Un lieu commun de la pensée managériale oppose les tenants du réalisme économique aux utopistes et aux rêveurs. Tandis que ces derniers sont supposés ignorer ou ne comprendre qu’à moitié les « lois de l’économie », les réalistes les connaissent et savent que l’on ne peut pas y déroger sans périls.

Lire vraiment Smith

Le malheur du temps vient peut-être du fait que ce supposé savoir économique n’en est pas toujours un. C’est ce que nous suggère Thierry Pauchant, professeur à HEC Montréal, dans un récent ouvrage malicieusement intitulé Adam Smith, l’antidote ultime au capitalisme.

Pour les tenants des « lois de l’économie », Adam Smith est un père fondateur qui a établi le moteur de l’économie capitaliste dans l’homme calculateur, cherchant d’abord son profit plutôt que le bien commun. Grâce à une mystérieuse « main invisible », l’utilité collective serait maximisée non seulement malgré mais même grâce à la poursuite aveugle et individualiste des intérêts privés. Ainsi même quand l’égoïsme sévit, la prospérité est assurée.

Or Thierry Pauchant, à la suite d’autres économistes, montre de manière convaincante qu’Adam Smith n’a jamais écrit cela. Héritier d’une tradition libérale humaniste, il a défendu le contraire dans ses deux livres majeurs et complémentaires, La Théorie des sentiments moraux (1759) et La Prospérité des Nations (1776). Pour lui, l’économie doit poursuivre un objectif moral visant à permettre aux humains d’acquérir le maximum de capacités de développement personnel dans le respect de la vie collective fondée sur une commune sympathie. Ainsi a-t-il aussi bien critiqué une division du travail abrutissante, que le commerce enclin à instaurer des monopoles ou les actionnaires à demander des profits abusifs.

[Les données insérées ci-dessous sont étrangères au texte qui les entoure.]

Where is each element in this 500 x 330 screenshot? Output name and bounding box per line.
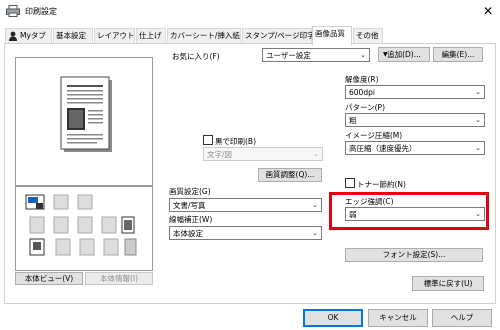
chevron-down-icon: ⌄ — [475, 210, 481, 218]
document-preview-icon — [60, 76, 112, 152]
tab-mytab[interactable]: Myタブ — [5, 28, 52, 44]
chevron-down-icon: ⌄ — [313, 150, 319, 158]
pattern-value: 粗 — [349, 116, 357, 125]
preview-box — [15, 57, 153, 186]
tab-cover-sheet[interactable]: カバーシート/挿入紙 — [167, 28, 241, 44]
dropdown-arrow-icon: ▼ — [383, 51, 388, 58]
device-option-icons — [25, 194, 137, 256]
tab-mytab-label: Myタブ — [20, 31, 46, 40]
compression-label: イメージ圧縮(M) — [345, 131, 403, 140]
compression-value: 高圧縮（速度優先） — [349, 144, 417, 153]
tab-image-quality-label: 画像品質 — [315, 29, 345, 38]
line-width-value: 本体設定 — [173, 229, 203, 238]
tab-stamp[interactable]: スタンプ/ページ印字 — [242, 28, 315, 44]
quality-label: 画質設定(G) — [169, 187, 211, 196]
ok-button[interactable]: OK — [303, 309, 363, 327]
pattern-label: パターン(P) — [345, 103, 385, 112]
tab-layout-label: レイアウト — [97, 31, 135, 40]
chevron-down-icon: ⌄ — [475, 144, 481, 152]
tab-layout[interactable]: レイアウト — [94, 28, 135, 44]
reset-defaults-button[interactable]: 標準に戻す(U) — [412, 276, 484, 291]
tab-image-quality[interactable]: 画像品質 — [312, 26, 352, 45]
printer-icon — [6, 5, 20, 17]
chevron-down-icon: ⌄ — [360, 51, 366, 59]
device-info-button[interactable]: 本体情報(I) — [85, 272, 153, 285]
tab-cover-sheet-label: カバーシート/挿入紙 — [170, 31, 240, 40]
edit-favorite-button[interactable]: 編集(E)... — [433, 47, 483, 62]
bw-print-value: 文字/図 — [207, 150, 233, 159]
toner-save-checkbox[interactable] — [345, 178, 355, 188]
chevron-down-icon: ⌄ — [475, 116, 481, 124]
add-favorite-label: 追加(D)... — [387, 50, 421, 59]
tab-other[interactable]: その他 — [353, 28, 383, 44]
quality-select[interactable]: 文書/写真 ⌄ — [169, 198, 322, 212]
cancel-button[interactable]: キャンセル — [368, 309, 428, 327]
add-favorite-button[interactable]: 追加(D)... ▼ — [378, 47, 430, 62]
image-adjust-button[interactable]: 画質調整(Q)... — [258, 168, 322, 182]
edge-value: 弱 — [349, 210, 357, 219]
line-width-select[interactable]: 本体設定 ⌄ — [169, 226, 322, 240]
tab-stamp-label: スタンプ/ページ印字 — [245, 31, 315, 40]
favorites-label: お気に入り(F) — [172, 52, 220, 61]
title-bar: 印刷設定 ✕ — [0, 0, 500, 24]
chevron-down-icon: ⌄ — [475, 88, 481, 96]
favorites-select[interactable]: ユーザー設定 ⌄ — [262, 48, 370, 62]
toner-save-label: トナー節約(N) — [357, 180, 406, 189]
close-icon[interactable]: ✕ — [478, 2, 498, 20]
tab-finishing[interactable]: 仕上げ — [136, 28, 166, 44]
edge-label: エッジ強調(C) — [345, 197, 394, 206]
person-icon — [9, 31, 17, 41]
pattern-select[interactable]: 粗 ⌄ — [345, 113, 485, 127]
chevron-down-icon: ⌄ — [312, 201, 318, 209]
chevron-down-icon: ⌄ — [312, 229, 318, 237]
bw-print-label: 黒で印刷(B) — [215, 137, 256, 146]
compression-select[interactable]: 高圧縮（速度優先） ⌄ — [345, 141, 485, 155]
bw-print-select[interactable]: 文字/図 ⌄ — [203, 147, 323, 161]
font-settings-button[interactable]: フォント設定(S)... — [345, 248, 483, 262]
favorites-value: ユーザー設定 — [266, 51, 311, 60]
device-view-button[interactable]: 本体ビュー(V) — [15, 272, 83, 285]
tab-strip: Myタブ 基本設定 レイアウト 仕上げ カバーシート/挿入紙 スタンプ/ページ印… — [0, 24, 500, 45]
resolution-label: 解像度(R) — [345, 75, 379, 84]
help-button[interactable]: ヘルプ — [432, 309, 492, 327]
window-title: 印刷設定 — [25, 7, 57, 16]
bw-print-checkbox[interactable] — [203, 135, 213, 145]
tab-finishing-label: 仕上げ — [139, 31, 162, 40]
device-icons-box — [15, 186, 153, 271]
edge-select[interactable]: 弱 ⌄ — [345, 207, 485, 221]
line-width-label: 線幅補正(W) — [169, 215, 213, 224]
tab-other-label: その他 — [356, 31, 379, 40]
resolution-value: 600dpi — [349, 88, 375, 97]
quality-value: 文書/写真 — [173, 201, 206, 210]
resolution-select[interactable]: 600dpi ⌄ — [345, 85, 485, 99]
tab-basic-label: 基本設定 — [56, 31, 86, 40]
tab-basic[interactable]: 基本設定 — [53, 28, 93, 44]
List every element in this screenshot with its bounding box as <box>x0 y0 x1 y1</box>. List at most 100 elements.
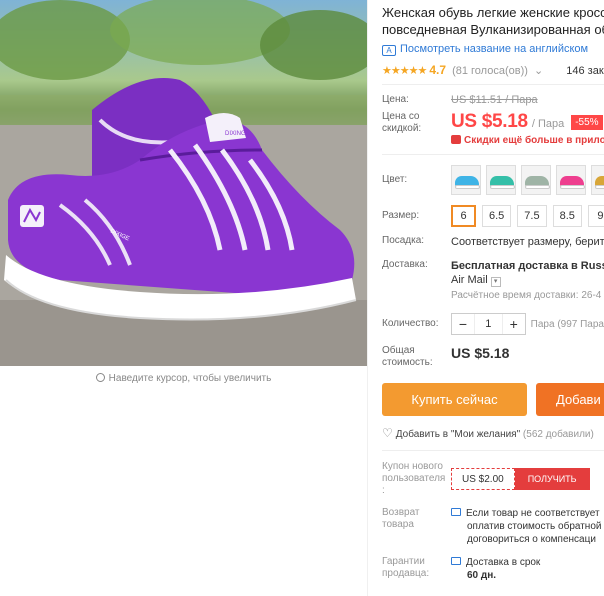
color-label: Цвет: <box>382 174 408 185</box>
action-buttons: Купить сейчас Добави <box>382 383 604 416</box>
logo-patch <box>20 205 44 227</box>
discount-badge: -55% <box>571 115 603 130</box>
delivery-carrier[interactable]: Air Mail ▾ <box>451 273 604 287</box>
quantity-row: Количество: − 1 + Пара (997 Пара <box>382 313 604 335</box>
old-price: US $11.51 / Пара <box>451 94 538 106</box>
votes-link[interactable]: (81 голоса(ов)) <box>452 65 528 77</box>
guarantee-label: Гарантии продавца: <box>382 556 451 580</box>
column-divider <box>367 0 368 596</box>
coupon-label: Купон нового пользователя : <box>382 461 451 497</box>
wishlist-label: Добавить в "Мои желания" <box>395 429 521 440</box>
divider <box>382 84 604 85</box>
wishlist-count: (562 добавили) <box>522 429 594 440</box>
swatch-shoe-sole <box>455 185 480 189</box>
rating-row: ★★★★★4.7 (81 голоса(ов)) ⌄ 146 заказа <box>382 63 604 77</box>
product-image[interactable]: DIXING DIXIGE <box>0 0 367 366</box>
returns-label-line-2: товара <box>382 519 414 530</box>
sale-price-row: Цена со скидкой: US $5.18/ Пара -55% Скид… <box>382 111 604 146</box>
translate-icon: A <box>382 45 396 56</box>
translate-link[interactable]: A Посмотреть название на английском <box>382 43 604 56</box>
buy-now-button[interactable]: Купить сейчас <box>382 383 527 416</box>
total-label: Общая стоимость: <box>382 345 451 369</box>
guarantee-row: Гарантии продавца: Доставка в срок 60 дн… <box>382 556 604 582</box>
color-row: Цвет: <box>382 165 604 195</box>
quantity-available: Пара (997 Пара <box>530 318 604 330</box>
shoe-illustration: DIXING DIXIGE <box>0 0 367 366</box>
fit-row: Посадка: Соответствует размеру, берите с <box>382 235 604 249</box>
title-line-1: Женская обувь легкие женские кроссо <box>382 5 604 20</box>
total-label-line-2: стоимость: <box>382 357 433 368</box>
quantity-input[interactable]: 1 <box>474 314 503 334</box>
size-row: Размер: 6 6.5 7.5 8.5 9 <box>382 205 604 227</box>
discount-price-label: Цена со скидкой: <box>382 111 422 134</box>
swatch-shoe-sole <box>525 185 550 189</box>
size-option[interactable]: 9 <box>587 205 604 227</box>
chevron-down-icon[interactable]: ⌄ <box>534 65 543 77</box>
coupon-row: Купон нового пользователя : US $2.00 ПОЛ… <box>382 461 604 497</box>
product-info: Женская обувь легкие женские кроссо повс… <box>382 0 604 596</box>
quantity-plus-button[interactable]: + <box>503 314 525 334</box>
rating-stars: ★★★★★ <box>382 65 427 77</box>
zoom-hint: Наведите курсор, чтобы увеличить <box>0 372 367 384</box>
color-swatch-gold[interactable] <box>591 165 604 195</box>
swatch-shoe-sole <box>490 185 515 189</box>
returns-line-1: Если товар не соответствует <box>466 508 600 519</box>
delivery-eta: Расчётное время доставки: 26-4 <box>451 290 602 301</box>
price-label: Цена: <box>382 94 409 105</box>
total-row: Общая стоимость: US $5.18 <box>382 345 604 369</box>
translate-link-text: Посмотреть название на английском <box>400 43 589 55</box>
orders-count: 146 заказа <box>566 65 604 77</box>
swatch-shoe-sole <box>560 185 585 189</box>
add-to-cart-button[interactable]: Добави <box>536 383 604 416</box>
zoom-hint-text: Наведите курсор, чтобы увеличить <box>108 373 272 384</box>
returns-line-3: договориться о компенсаци <box>467 534 596 545</box>
delivery-row: Доставка: Бесплатная доставка в Russian … <box>382 259 604 301</box>
divider <box>382 154 604 155</box>
wishlist-link[interactable]: ♡ Добавить в "Мои желания" (562 добавили) <box>382 426 604 440</box>
quantity-label: Количество: <box>382 318 439 329</box>
delivery-method: Бесплатная доставка в Russian <box>451 260 604 272</box>
delivery-label: Доставка: <box>382 259 428 270</box>
chevron-down-icon[interactable]: ▾ <box>490 277 501 287</box>
old-price-row: Цена: US $11.51 / Пара <box>382 94 604 106</box>
guarantee-line-2: 60 дн. <box>467 570 497 581</box>
title-line-2: повседневная Вулканизированная обу <box>382 22 604 37</box>
quantity-minus-button[interactable]: − <box>452 314 474 334</box>
size-option[interactable]: 7.5 <box>517 205 547 227</box>
color-swatch-teal[interactable] <box>486 165 516 195</box>
guarantee-line-1: Доставка в срок <box>466 557 541 568</box>
color-swatch-pink[interactable] <box>556 165 586 195</box>
returns-label-line-1: Возврат <box>382 507 420 518</box>
heart-icon: ♡ <box>382 426 393 440</box>
size-option[interactable]: 8.5 <box>552 205 582 227</box>
magnifier-icon <box>95 373 105 382</box>
returns-label: Возврат товара <box>382 507 451 531</box>
app-promo-text: Скидки ещё больше в приложении <box>464 135 604 146</box>
guarantee-label-line-2: продавца: <box>382 568 430 579</box>
total-label-line-1: Общая <box>382 345 415 356</box>
tag-icon <box>451 135 461 144</box>
guarantee-label-line-1: Гарантии <box>382 556 425 567</box>
total-value: US $5.18 <box>451 345 510 361</box>
size-option[interactable]: 6.5 <box>482 205 512 227</box>
color-swatch-light-blue[interactable] <box>451 165 481 195</box>
size-label: Размер: <box>382 210 420 221</box>
coupon-value: US $2.00 <box>451 468 515 490</box>
price-unit: / Пара <box>531 118 565 130</box>
color-swatch-grey-green[interactable] <box>521 165 551 195</box>
quantity-stepper: − 1 + <box>451 313 526 335</box>
divider <box>382 450 604 451</box>
returns-line-2: оплатив стоимость обратной <box>467 521 602 532</box>
tongue-brand-text: DIXING <box>225 131 246 137</box>
product-title: Женская обувь легкие женские кроссо повс… <box>382 4 604 38</box>
coupon: US $2.00 ПОЛУЧИТЬ <box>451 468 590 490</box>
app-promo[interactable]: Скидки ещё больше в приложении <box>451 135 604 146</box>
coupon-label-line-1: Купон нового <box>382 461 443 472</box>
swatch-shoe-sole <box>595 185 604 189</box>
get-coupon-button[interactable]: ПОЛУЧИТЬ <box>514 468 590 490</box>
delivery-carrier-text: Air Mail <box>451 274 488 286</box>
color-swatches <box>451 165 604 195</box>
return-policy-icon <box>451 508 461 516</box>
coupon-label-line-3: : <box>382 485 385 496</box>
size-option[interactable]: 6 <box>451 205 476 227</box>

Rôle des faux savoirs en économie

La vulgate élémentaire à laquelle il a été peu à peu réduit exprime finalement l’exact contraire de ce qu’il a défendu. Une telle réinterprétation a, bien sûr, une fonction : elle permet de recouvrir du prestige d’un « grand économiste » les comportements des égoïstes et des prédateurs, qu’il avait en réalité dénoncés. Le retournement est rendu possible par la crédulité publique : qui lit encore Adam Smith sinon quelques spécialistes ?

L’ exemple invite à réfléchir car on pourrait généraliser le phénomène : les supposées « lois de l’économie » invoquées pour justifier des pratiques, ne sont souvent que des formules sans fondement sérieux mais qui permettent de s’exempter de réflexion éthique en invoquant la haute autorité de quelque grand penseur.

Ainsi en est-il de la « destruction-créatrice » qui assurerait à tous coups les bienfaits de l’innovation et que Joseph Schumpeter aurait démontré, ce que ni lui, ni personne n’a, en réalité, jamais fait. Ou bien, de la « loi de Moore », sur le doublement des capacités technologiques en un temps donné, qui est au principe de l’optimisme technophile, bien qu’il ne s’agisse que d’une observation empirique approximative établie sur une durée courte. A y regarder de près, même la basique « loi de l’offre et de la demande » apparaît comme une simple tautologie destinée à consacrer le bien-fondé de tout échange sur un marché.

On peut ainsi multiplier les savoirs certains qui ne sont que des fictions ignorantes. Maniées comme des lois imparables, elles prétendent à tort justifier un « réalisme économique ». Or le réalisme bien ordonné commence par la critique des lieux communs et des idées trop évidentes. La pensée managériale, qui porte sur la décision et l’action, ne peut pas s’exempter d’une telle exigence.